Although strides have been made since the attacks, Tenet said it would take five more years to "have the kind of clandestine service our country needs." The National Security Agency, which handles electronic surveillance and US mapping and analytic intelligence agencies also need time and sustained funding to improve, he said.
"You can't build this community in fits and starts," Tenet said. "It won't happen and the country will suffer."
The commission's chairman, former New Jersey governor Thomas Kean, said he was "frightened" by Tenet's projection, given the terror threats confronting the US.
"I wonder whether we have five years," he said.
FBI Director Robert Mueller recounted a range of steps the FBI has taken since the Sept. 11 attacks to improve its intelligence capabilities, sharpen its focus on terrorism and replace outmoded technology. He urged the panel to let those improvements continue and not risk derailing them by recommending creation of a new intelligence agency outside the FBI.
"We don't want to have historians look back and say, `OK, you won the war on terrorism but you lost your civil liberties,'" Mueller said.
After the hearing, Kean said the commission had requested declassification of a December 1998 president's daily briefing -- an intelligence memo summarizing world events -- prepared for former US president Bill Clinton. They want to compare it with the Aug. 6, 2001, memo given to US President George W. Bush that described Osama bin Laden's determination to strike inside the US.

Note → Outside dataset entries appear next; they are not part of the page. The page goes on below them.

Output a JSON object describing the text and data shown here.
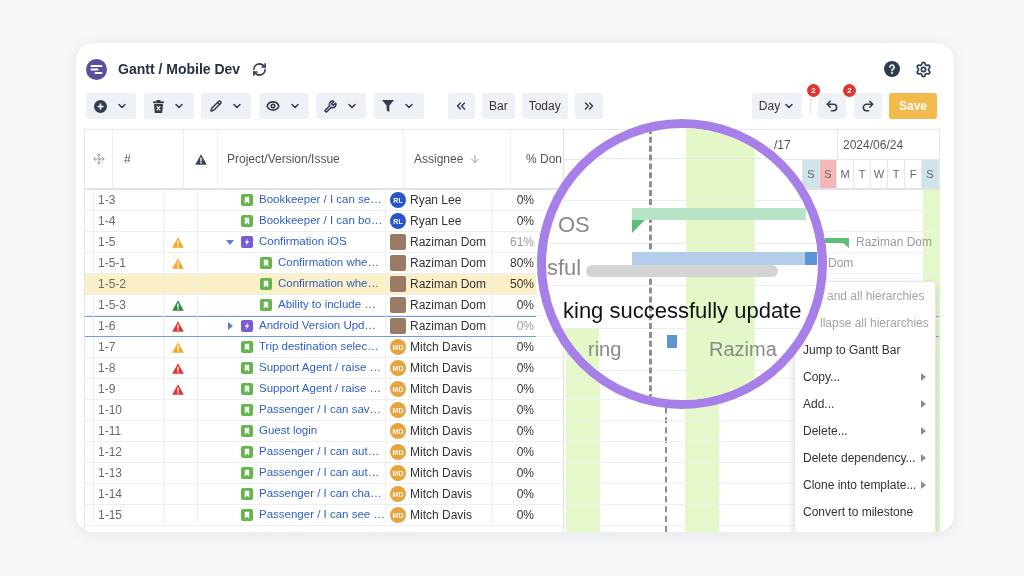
{
  "header": {
    "title": "Gantt / Mobile Dev"
  },
  "toolbar": {
    "nav_buttons": [
      "Bar",
      "Today"
    ],
    "scale": {
      "value": "Day"
    },
    "undo": {
      "badge": "2"
    },
    "redo": {
      "badge": "2"
    },
    "save": "Save"
  },
  "table": {
    "columns": [
      {
        "label": "#",
        "sorted": false
      },
      {
        "label": "Project/Version/Issue",
        "sorted": false
      },
      {
        "label": "Assignee",
        "sorted": true
      },
      {
        "label": "% Don",
        "sorted": false
      }
    ],
    "rows": [
      {
        "key": "1-3",
        "kind": "story",
        "title": "Bookkeeper / I can se…",
        "assignee": {
          "kind": "initials",
          "initials": "RL",
          "color": "#2855c9",
          "name": "Ryan Lee"
        },
        "done": "0%",
        "selected": false,
        "outlined": false
      },
      {
        "key": "1-4",
        "kind": "story",
        "title": "Bookkeeper / I can bo…",
        "assignee": {
          "kind": "initials",
          "initials": "RL",
          "color": "#2855c9",
          "name": "Ryan Lee"
        },
        "done": "0%",
        "selected": false,
        "outlined": false
      },
      {
        "key": "1-5",
        "alert": {
          "color": "#f5a623"
        },
        "kind": "epic",
        "expanded": true,
        "title": "Confirmation iOS",
        "assignee": {
          "kind": "photo",
          "name": "Raziman Dom"
        },
        "done": "61%",
        "selected": false,
        "outlined": false,
        "gantt_label": "Raziman Dom",
        "children": [
          {
            "key": "1-5-1",
            "alert": {
              "color": "#f5a623"
            },
            "kind": "story",
            "title": "Confirmation whe…",
            "assignee": {
              "kind": "photo",
              "name": "Raziman Dom"
            },
            "done": "80%",
            "selected": false,
            "outlined": false,
            "gantt_label": "Dom"
          },
          {
            "key": "1-5-2",
            "kind": "story",
            "title": "Confirmation whe…",
            "assignee": {
              "kind": "photo",
              "name": "Raziman Dom"
            },
            "done": "50%",
            "selected": true,
            "outlined": false
          },
          {
            "key": "1-5-3",
            "alert": {
              "color": "#2e8b3d"
            },
            "kind": "story",
            "title": "Ability to include …",
            "assignee": {
              "kind": "photo",
              "name": "Raziman Dom"
            },
            "done": "0%",
            "selected": false,
            "outlined": false
          }
        ]
      },
      {
        "key": "1-6",
        "alert": {
          "color": "#e0352b"
        },
        "kind": "epic",
        "expanded": false,
        "title": "Android Version Upd…",
        "assignee": {
          "kind": "photo",
          "name": "Raziman Dom"
        },
        "done": "0%",
        "selected": false,
        "outlined": true
      },
      {
        "key": "1-7",
        "alert": {
          "color": "#f5a623"
        },
        "kind": "story",
        "title": "Trip destination selec…",
        "assignee": {
          "kind": "initials",
          "initials": "MD",
          "color": "#e9a33c",
          "name": "Mitch Davis"
        },
        "done": "0%",
        "selected": false,
        "outlined": false
      },
      {
        "key": "1-8",
        "alert": {
          "color": "#e0352b"
        },
        "kind": "story",
        "title": "Support Agent / raise …",
        "assignee": {
          "kind": "initials",
          "initials": "MD",
          "color": "#e9a33c",
          "name": "Mitch Davis"
        },
        "done": "0%",
        "selected": false,
        "outlined": false
      },
      {
        "key": "1-9",
        "alert": {
          "color": "#e0352b"
        },
        "kind": "story",
        "title": "Support Agent / raise …",
        "assignee": {
          "kind": "initials",
          "initials": "MD",
          "color": "#e9a33c",
          "name": "Mitch Davis"
        },
        "done": "0%",
        "selected": false,
        "outlined": false
      },
      {
        "key": "1-10",
        "kind": "story",
        "title": "Passenger / I can sav…",
        "assignee": {
          "kind": "initials",
          "initials": "MD",
          "color": "#e9a33c",
          "name": "Mitch Davis"
        },
        "done": "0%",
        "selected": false,
        "outlined": false
      },
      {
        "key": "1-11",
        "kind": "story",
        "title": "Guest login",
        "assignee": {
          "kind": "initials",
          "initials": "MD",
          "color": "#e9a33c",
          "name": "Mitch Davis"
        },
        "done": "0%",
        "selected": false,
        "outlined": false
      },
      {
        "key": "1-12",
        "kind": "story",
        "title": "Passenger / I can aut…",
        "assignee": {
          "kind": "initials",
          "initials": "MD",
          "color": "#e9a33c",
          "name": "Mitch Davis"
        },
        "done": "0%",
        "selected": false,
        "outlined": false
      },
      {
        "key": "1-13",
        "kind": "story",
        "title": "Passenger / I can aut…",
        "assignee": {
          "kind": "initials",
          "initials": "MD",
          "color": "#e9a33c",
          "name": "Mitch Davis"
        },
        "done": "0%",
        "selected": false,
        "outlined": false
      },
      {
        "key": "1-14",
        "kind": "story",
        "title": "Passenger / I can cha…",
        "assignee": {
          "kind": "initials",
          "initials": "MD",
          "color": "#e9a33c",
          "name": "Mitch Davis"
        },
        "done": "0%",
        "selected": false,
        "outlined": false
      },
      {
        "key": "1-15",
        "kind": "story",
        "title": "Passenger / I can see …",
        "assignee": {
          "kind": "initials",
          "initials": "MD",
          "color": "#e9a33c",
          "name": "Mitch Davis"
        },
        "done": "0%",
        "selected": false,
        "outlined": false
      }
    ]
  },
  "gantt": {
    "weeks": [
      "/17",
      "2024/06/24"
    ],
    "days": [
      {
        "letter": "S",
        "kind": "saturday"
      },
      {
        "letter": "S",
        "kind": "sunday"
      },
      {
        "letter": "M",
        "kind": "weekday"
      },
      {
        "letter": "T",
        "kind": "weekday"
      },
      {
        "letter": "W",
        "kind": "weekday"
      },
      {
        "letter": "T",
        "kind": "weekday"
      },
      {
        "letter": "F",
        "kind": "weekday"
      },
      {
        "letter": "S",
        "kind": "saturday"
      }
    ]
  },
  "magnifier": {
    "labels": [
      "OS",
      "sful",
      "ring",
      "Razima"
    ],
    "tooltip": "king successfully update"
  },
  "context_menu": {
    "items": [
      {
        "label": "and all hierarchies",
        "disabled": true,
        "submenu": false
      },
      {
        "label": "llapse all hierarchies",
        "disabled": true,
        "submenu": false
      },
      {
        "label": "Jump to Gantt Bar",
        "disabled": false,
        "submenu": false
      },
      {
        "label": "Copy...",
        "disabled": false,
        "submenu": true
      },
      {
        "label": "Add...",
        "disabled": false,
        "submenu": true
      },
      {
        "label": "Delete...",
        "disabled": false,
        "submenu": true
      },
      {
        "label": "Delete dependency...",
        "disabled": false,
        "submenu": true
      },
      {
        "label": "Clone into template...",
        "disabled": false,
        "submenu": true
      },
      {
        "label": "Convert to milestone",
        "disabled": false,
        "submenu": false
      }
    ]
  }
}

The question, Kean said, is "whether the president [is] getting decent information, whether the president [is] getting the kind of thing the president needs to make the kind of decisions that the president every day has to make.''
The second part of a two-day hearing opened with the commission staff's report on the CIA. It credited the agency with collecting a vast array of intelligence on bin Laden and al-Qaeda, but despite this intelligence, the CIA never produced an authoritative summary of al-Qaeda's involvement in previous terrorist attacks, nor did it fully appreciate bin Laden's role as the leader of a growing extremist movement.